Aslam Sher Khan: I had played against Malaysia in the 1975 World Cup. That is the best Malaysian  team I had faced which was  coached by Ho Koh Chye. This  team had the capability to win the World Cup in Kuala Lumpur.  It was a complete team.

Koh Chye  had the knack of assessing the likes and dislikes and the plus and minus points of each of his players.

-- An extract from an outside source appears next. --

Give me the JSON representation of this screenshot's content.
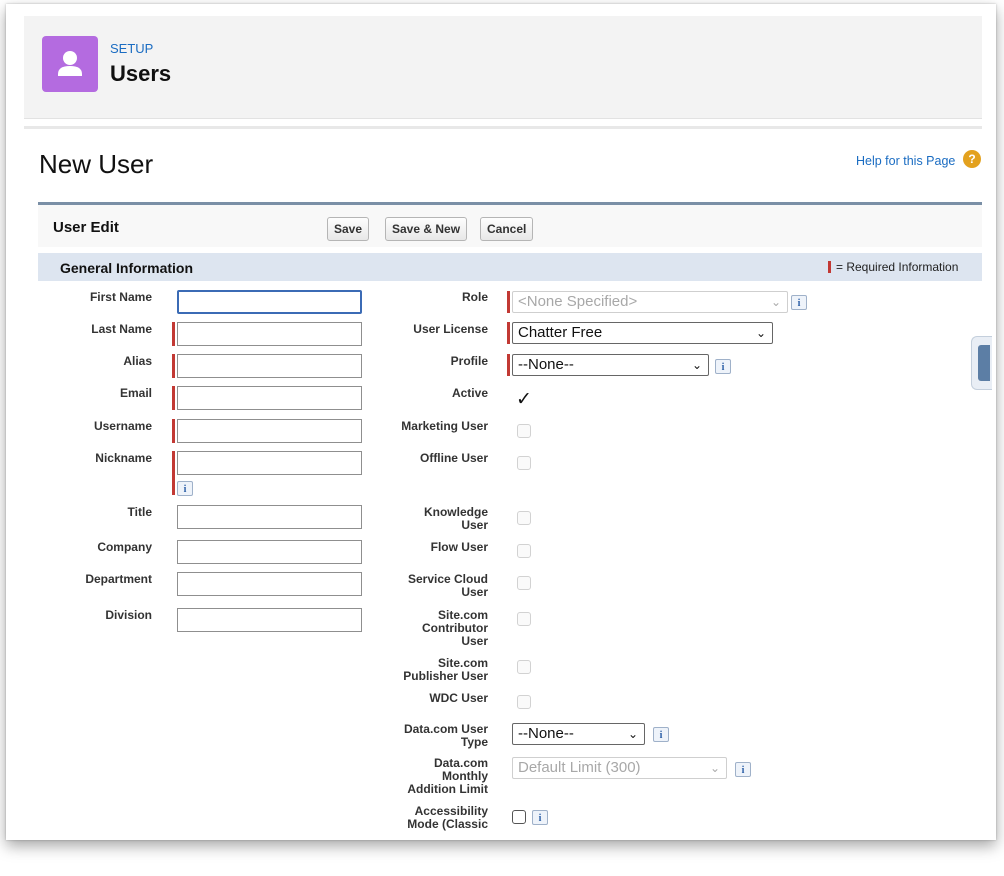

He had moulded the team to great effect.  In my opinion this  was the best ever team Malaysia has ever produced.   It was the first World Cup in Malaysia and he had harnessed  a strong team for the event.

And  he was not disappointed by their  performance as  his players gave their hearts out in every  match.  I became the villain in denying his team a win over us.  If I had not netted the last minute goal, Malaysia would have been in the final and then they would have easily beaten Pakistan for the World Cup.

From the bottom of my heart, I must say that the Malaysians deserved to be in the final rather than India because such was their performance.  If  they had made the final, I have no doubt in my mind, even now, that Malaysia would have won the title since they were playing on home ground and the home supporters were rooting for them.

The best tribute that I could give at this sad juncture is that he and his team deserved to be in the final rather than India.  I brought luck to the Indian team and the last minute goal denied them the entry to the summit clash.

I must say that  Koh Chye was also very popular amongst the coaches in the world because his manner of coaching his players and the manner in which he managed to make the players perform as a unit had astounded many opposing players as well as the other coaches at this event.

I must also credit  Koh Chye as a ”great thinker” of the game and was able to visualise in a fraction of a second as to where and what his players were lacking during match situations. I will always cherish the good hours that I had spent with him discussing hockey.  He not only breathed hockey, it also flowed in his veins.

I am pretty sure that when he breathed his last, Koh Chye must have thought only of Malaysian hockey.